I guess they could, but then there's nothing technically stopping MS from doing the same. Same architecture, same node process, same high-end components etc. But there's likely a logistical reason they've settled on 12 (for now) and there's only so far Sony can push the chip before thermals are negatively affected.
So if the PS5 is around the 36/40CU size (just going from Oberon stuff, and some speculation. It might be bigger than that), they can shrink the TF delta but there's probably going to be a limit.
My take: PS5 has lower TF number than XSX, but not by much.. around 11 maybe. Nevertheless.. Even though it ships with lower TF count, it makes up for it in smart architectural nuances i.e. the larger compute in PS4 APU compared to the norm at the time. Cerny is a smart man, he (as the opposition ofc) knows fairly well what's needed down the road. TF's isn't be-all here. I would rather have a SOC that's optimized towards the functions that are actually used by games instead of a raw TF benchmark monster. My bet is PS5 will perform better than XSX even tho' it calculates less TF's. Chew on that!

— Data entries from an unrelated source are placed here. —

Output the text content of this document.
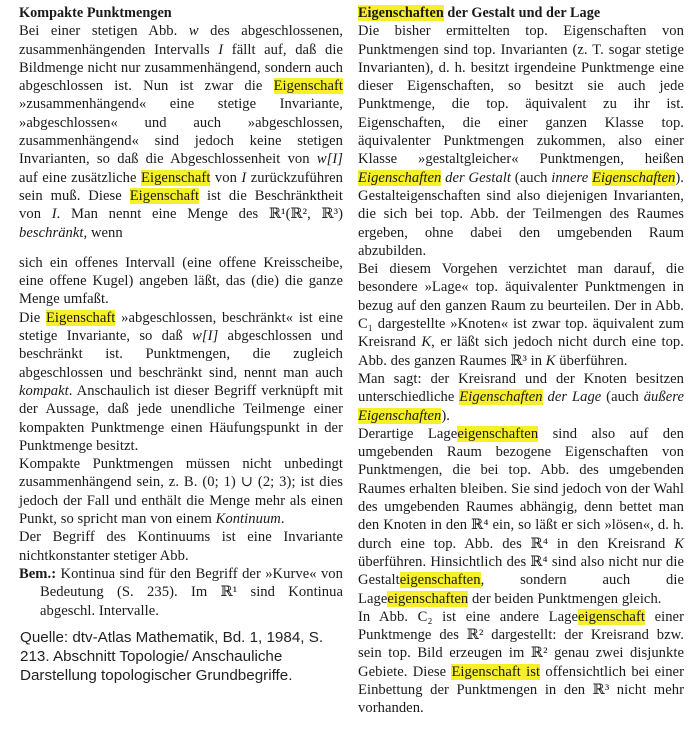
Kompakte Punktmengen

Bei einer stetigen Abb. w des abgeschlossenen, zusammenhängenden Intervalls I fällt auf, daß die Bildmenge nicht nur zusammenhängend, sondern auch abgeschlossen ist. Nun ist zwar die Eigenschaft »zusammenhängend« eine stetige Invariante, »abgeschlossen« und auch »abgeschlossen, zusammenhängend« sind jedoch keine stetigen Invarianten, so daß die Abgeschlossenheit von w[I] auf eine zusätzliche Eigenschaft von I zurückzuführen sein muß. Diese Eigenschaft ist die Beschränktheit von I. Man nennt eine Menge des ℝ¹(ℝ², ℝ³) beschränkt, wenn

sich ein offenes Intervall (eine offene Kreisscheibe, eine offene Kugel) angeben läßt, das (die) die ganze Menge umfaßt.

Die Eigenschaft »abgeschlossen, beschränkt« ist eine stetige Invariante, so daß w[I] abgeschlossen und beschränkt ist. Punktmengen, die zugleich abgeschlossen und beschränkt sind, nennt man auch kompakt. Anschaulich ist dieser Begriff verknüpft mit der Aussage, daß jede unendliche Teilmenge einer kompakten Punktmenge einen Häufungspunkt in der Punktmenge besitzt.

Kompakte Punktmengen müssen nicht unbedingt zusammenhängend sein, z. B. (0; 1) ∪ (2; 3); ist dies jedoch der Fall und enthält die Menge mehr als einen Punkt, so spricht man von einem Kontinuum.

Der Begriff des Kontinuums ist eine Invariante nichtkonstanter stetiger Abb.

Bem.: Kontinua sind für den Begriff der »Kurve« von Bedeutung (S. 235). Im ℝ¹ sind Kontinua abgeschl. Intervalle.

Eigenschaften der Gestalt und der Lage

Die bisher ermittelten top. Eigenschaften von Punktmengen sind top. Invarianten (z. T. sogar stetige Invarianten), d. h. besitzt irgendeine Punktmenge eine dieser Eigenschaften, so besitzt sie auch jede Punktmenge, die top. äquivalent zu ihr ist. Eigenschaften, die einer ganzen Klasse top. äquivalenter Punktmengen zukommen, also einer Klasse »gestaltgleicher« Punktmengen, heißen Eigenschaften der Gestalt (auch innere Eigenschaften). Gestalteigenschaften sind also diejenigen Invarianten, die sich bei top. Abb. der Teilmengen des Raumes ergeben, ohne dabei den umgebenden Raum abzubilden.

Bei diesem Vorgehen verzichtet man darauf, die besondere »Lage« top. äquivalenter Punktmengen in bezug auf den ganzen Raum zu beurteilen. Der in Abb. C₁ dargestellte »Knoten« ist zwar top. äquivalent zum Kreisrand K, er läßt sich jedoch nicht durch eine top. Abb. des ganzen Raumes ℝ³ in K überführen.

Man sagt: der Kreisrand und der Knoten besitzen unterschiedliche Eigenschaften der Lage (auch äußere Eigenschaften).

Derartige Lageeigenschaften sind also auf den umgebenden Raum bezogene Eigenschaften von Punktmengen, die bei top. Abb. des umgebenden Raumes erhalten bleiben. Sie sind jedoch von der Wahl des umgebenden Raumes abhängig, denn bettet man den Knoten in den ℝ⁴ ein, so läßt er sich »lösen«, d. h. durch eine top. Abb. des ℝ⁴ in den Kreisrand K überführen. Hinsichtlich des ℝ⁴ sind also nicht nur die Gestalteigenschaften, sondern auch die Lageeigenschaften der beiden Punktmengen gleich.

In Abb. C₂ ist eine andere Lageeigenschaft einer Punktmenge des ℝ² dargestellt: der Kreisrand bzw. sein top. Bild erzeugen im ℝ² genau zwei disjunkte Gebiete. Diese Eigenschaft ist offensichtlich bei einer Einbettung der Punktmengen in den ℝ³ nicht mehr vorhanden.

Quelle: dtv-Atlas Mathematik, Bd. 1, 1984, S. 213. Abschnitt Topologie/ Anschauliche Darstellung topologischer Grundbegriffe.
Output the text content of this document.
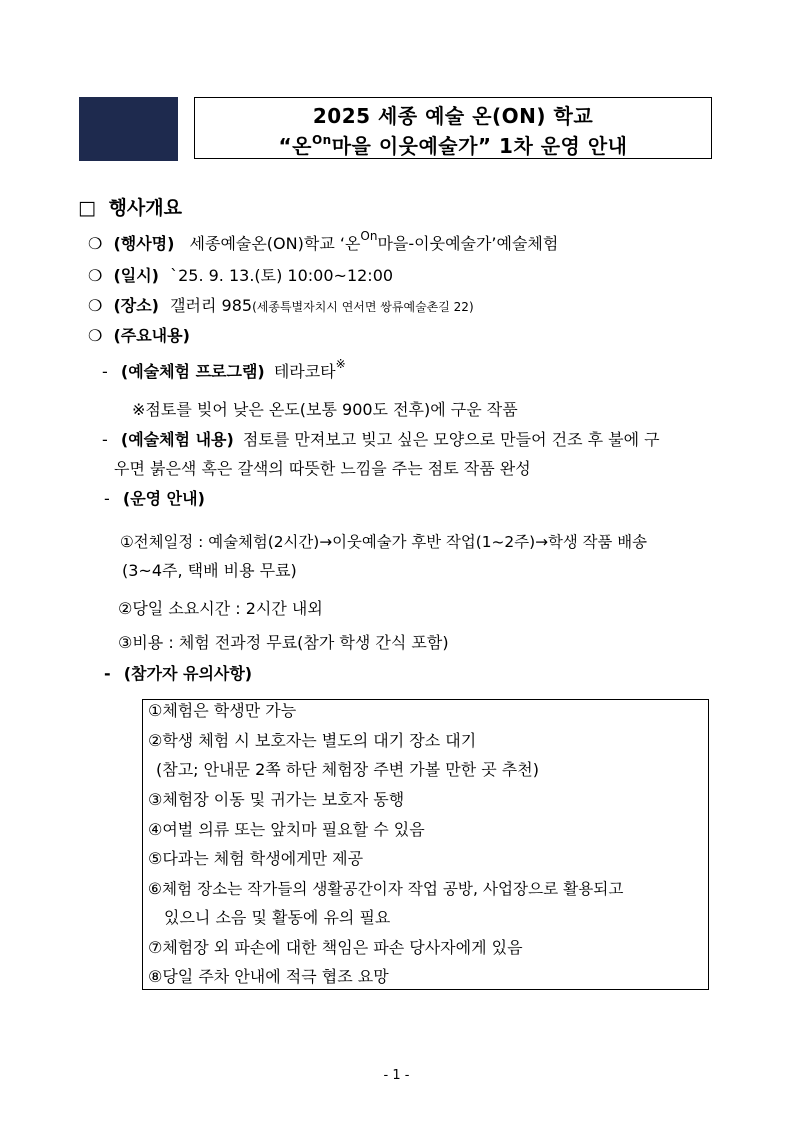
2025 세종 예술 온(ON) 학교
“온$^{On}$마을 이웃예술가” 1차 운영 안내
□ 행사개요
❍ (행사명) 세종예술온(ON)학교 ‘온$^{On}$마을-이웃예술가’예술체험
❍ (일시) `25. 9. 13.(토) 10:00~12:00
❍ (장소) 갤러리 985(세종특별자치시 연서면 쌍류예술촌길 22)
❍ (주요내용)
- (예술체험 프로그램) 테라코타※
※점토를 빚어 낮은 온도(보통 900도 전후)에 구운 작품
- (예술체험 내용) 점토를 만져보고 빚고 싶은 모양으로 만들어 건조 후 불에 구
우면 붉은색 혹은 갈색의 따뜻한 느낌을 주는 점토 작품 완성
- (운영 안내)
①전체일정 : 예술체험(2시간)→이웃예술가 후반 작업(1~2주)→학생 작품 배송
(3~4주, 택배 비용 무료)
②당일 소요시간 : 2시간 내외
③비용 : 체험 전과정 무료(참가 학생 간식 포함)
- (참가자 유의사항)
①체험은 학생만 가능
②학생 체험 시 보호자는 별도의 대기 장소 대기
(참고; 안내문 2쪽 하단 체험장 주변 가볼 만한 곳 추천)
③체험장 이동 및 귀가는 보호자 동행
④여벌 의류 또는 앞치마 필요할 수 있음
⑤다과는 체험 학생에게만 제공
⑥체험 장소는 작가들의 생활공간이자 작업 공방, 사업장으로 활용되고
있으니 소음 및 활동에 유의 필요
⑦체험장 외 파손에 대한 책임은 파손 당사자에게 있음
⑧당일 주차 안내에 적극 협조 요망
- 1 -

What is this idea that MS is simply throwing brute force at the problem? They're working with the same architecture and technology Sony more or less is, and they have access to the same GPU features , etc. Yes there're some things they'll both have to do custom API implementations on to provide access to them for developers (variable rate shading, for example), but that should likely come to around similar overhead for both sides (or maybe one has notably lower overhead on some things and the other has notably lower overhead over others).
You're right, TF's isn't the end-all-be-all and it's nice to see people actually keeping that in mind. But there isn't any magical implementation of APIs or optimizations that will somehow result in PS5 running rings around XSX in terms of efficiency of resources used. Sony has a great lead in someone like Cerny, but it's not like he has no equivalents on the MS side of things (and I'd suspect both companies are pulling engineers and architects from relative divisions to their PS/Xbox ones for next-gen console development).